Bölge Adliye Mahkemesi kararı davacı vekili tarafından temyiz edilmekle; kesinlik, süre, temyiz şartı ve diğer usul eksiklikleri yönünden yapılan ön inceleme sonucunda temyiz dilekçesinin kabulüne karar verildikten ve Tetkik Hâkimi tarafından hazırlanan rapor dinlendikten sonra dosyadaki belgeler incelenip gereği düşünüldü:

Davacı vekili dava dilekçesinde; davacının davalı Üniversiteye bağlı işyerinde çalıştığını, 02.04.2018 tarihinde 696 sayılı Kanun Hükmünde Kararname (696 sayılı KHK) kapsamında sürekli işçi kadrosuna geçirildiğini, alt işveren bünyesinde çalışmakta iken ücretinin asgari ücretin belirli bir oran fazlası olarak belirlendiğini ve ödendiğini, davacının 696 sayılı KHK gereği tüm hakları korunarak kadroya geçirildiğini, bu nedenle davacının temel ücretinin asgari ücretin belirli bir oran fazlası olduğunu; ancak davalı tarafından bu husus dikkate alınmaksızın davacının temel ücretinin düşürülerek eksik ödeme yapıldığını iddia ederek ödenmeyen fark ücret, ikramiye ve ilave tediye alacaklarının davalıdan tahsiline karar verilmesini talep etmiştir.

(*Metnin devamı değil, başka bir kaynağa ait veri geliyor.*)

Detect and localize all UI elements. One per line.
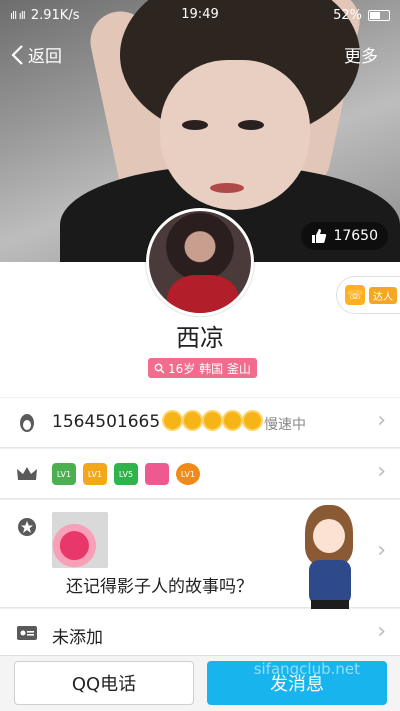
profile-tag-text: 16岁 韩国 釜山 [168, 361, 251, 376]
status-bar: ıll ıll 2.91K/s 19:49 52% [0, 0, 400, 30]
id-info-text: 未添加 [52, 628, 103, 648]
id-info-row[interactable]: 未添加 › [0, 609, 400, 659]
chevron-right-icon: › [377, 459, 386, 484]
watermark: sifangclub.net [253, 660, 360, 678]
chevron-right-icon: › [377, 538, 386, 563]
chevron-right-icon: › [377, 408, 386, 433]
like-button[interactable]: 17650 [301, 222, 388, 250]
sun-icon [184, 412, 201, 429]
id-card-icon [17, 626, 37, 640]
daren-badge[interactable]: ☏ 达人 [336, 276, 400, 314]
daren-label: 达人 [369, 286, 397, 304]
gem-icon: LV1 [52, 463, 76, 485]
gem-icon: LV1 [83, 463, 107, 485]
gem-list: LV1 LV1 LV5 LV1 [52, 463, 200, 485]
profile-name: 西凉 [176, 324, 224, 352]
sun-icon [244, 412, 261, 429]
search-icon [154, 363, 165, 373]
gem-icon: LV5 [114, 463, 138, 485]
qq-number: 1564501665 [52, 412, 161, 432]
star-badge-icon [18, 518, 36, 536]
chevron-left-icon [11, 44, 23, 65]
sun-icon [164, 412, 181, 429]
qq-call-button[interactable]: QQ电话 [14, 661, 194, 705]
story-text: 还记得影子人的故事吗？ [66, 577, 253, 597]
gem-icon: LV1 [176, 463, 200, 485]
battery-icon [368, 9, 390, 21]
sun-icon [204, 412, 221, 429]
back-label: 返回 [28, 47, 62, 67]
avatar[interactable] [146, 208, 254, 316]
phone-icon: ☏ [345, 285, 365, 305]
sun-icon [224, 412, 241, 429]
crown-icon [17, 467, 37, 480]
penguin-icon [20, 414, 34, 432]
story-thumbnail[interactable] [52, 512, 108, 568]
gem-icon [145, 463, 169, 485]
thumbs-up-icon [312, 229, 327, 243]
level-suns [164, 412, 261, 429]
nav-bar: 返回 更多 [0, 38, 400, 72]
qq-number-row[interactable]: 1564501665 慢速中 › [0, 398, 400, 448]
vip-row[interactable]: LV1 LV1 LV5 LV1 › [0, 449, 400, 499]
more-button[interactable]: 更多 [344, 42, 378, 67]
status-time: 19:49 [181, 7, 219, 22]
like-count: 17650 [333, 228, 378, 244]
profile-tag: 16岁 韩国 釜山 [148, 358, 257, 378]
speed-label: 慢速中 [264, 417, 306, 433]
chevron-right-icon: › [377, 619, 386, 644]
back-button[interactable]: 返回 [10, 42, 62, 67]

Davalı vekili cevap dilekçesinde; kadroya geçiş sonrası Yüksek Hakem Kurulu tarafından karara bağlanan toplu ... sözleşmesi dikkate alınarak ücretin belirlendiğini, hukuka aykırı bir uygulamanın söz konusu olmadığını savunarak davanın reddini istemiştir.

İlk Derece Mahkemesinin yukarıda tarih ve sayısı belirtilen kararı ile davacı ile davalı arasında imzalanan belirsiz süreli ... sözleşmesinin ilgili maddesinde davacıya her ay asgari ücretin belirli bir oranı seviyesinde ücret ödeneceğinin kararlaştırılmadığı ve bu sebeple davacının dava konusu fark alacaklara hak kazanamadığı gerekçesiyle davanın reddine karar verilmiştir.

İlk Derece Mahkemesinin yukarıda belirtilen kararına karşı süresi içinde davacı vekili istinaf başvurusunda bulunmuştur.

Davacı vekili istinaf dilekçesinde; ... ... sözleşmesinde ücretin açıkça asgari ücretin belirli bir oran fazlası olarak belirlendiğini, ilgili madde ile ihale şartnamesine atıf yapılarak mevut uygulamanın aynen devam edeceğinin belirtildiğini, ... sözleşmesinde mutlaka belirli bir oran gösterilmesinin gerektiği şeklinde yapılacak yorumun hukuka uygun olmadığını, davacının ücretinin ... taraflı olarak düşürülemeyeceğini ileri sürerek İlk Derece Mahkemesi kararının kaldırılarak davanın kabulüne karar verilmesini talep etmiştir.

Bölge Adliye Mahkemesinin yukarıda tarih ve sayısı belirtilen kararı ile gerekçeli kararın davacı vekiline 13.07.2021 tarihinde tebliğ edildiği, davacı vekilince istinaf başvuru süresinin son günü olan 27.07.2021 tarihinden sonra 30.07.2021 tarihinde başvuruda bulunulduğu gerekçesiyle davacı vekilinin istinaf başvurusunun süreden reddine karar verilmiştir.

Bölge Adliye Mahkemesinin yukarıda belirtilen kararına karşı süresi içinde davacı vekili temyiz isteminde bulunmuştur.

Davacı vekilince, istinaf dilekçesinde ileri sürülen gerekçeler ve resen dikkate alınacak nedenlerle Bölge Adliye Mahkemesi kararının bozulması talep edilmiştir.

Uyuşmazlık, davacı vekilinin istinaf başvurusunun süresinde olup olmadığı hususundadır.

6100 sayılı Hukuk Muhakemeleri Kanunu'nun (6100 sayılı Kanun) 352 nci maddesi, 369 uncu maddesinin birinci fıkrası ile 370 ve 371 inci maddeleri.

1.Bölge adliye mahkemelerinin nihai kararlarının bozulması 6100 sayılı Kanun'un 371 inci maddesinde yer alan sebeplerden birinin varlığı hâlinde mümkündür.

2. Temyizen incelenen karar, tarafların karşılıklı iddia ve savunmalarına, dayandıkları belgelere, uyuşmazlığa uygulanması gereken hukuk kuralları ile hukuki ilişkinin nitelendirilmesine, dava şartlarına, yargılama ve ispat kuralları ile kararda belirtilen gerekçelere göre usul ve kanuna uygun olup davacı vekilince temyiz dilekçesinde ileri sürülen nedenler kararın bozulmasını gerektirecek nitelikte görülmemiştir.

VI. KARAR

Açıklanan sebeple;

Temyiz olunan Bölge Adliye Mahkemesi kararının 6100 sayılı Kanun'un 370 inci maddesinin birinci fıkrası uyarınca ONANMASINA,

Dosyanın İlk Derece Mahkemesine, kararın bir örneğinin Bölge Adliye Mahkemesine gönderilmesine,29.12.2022 tarihinde oy birliğiyle karar verildi.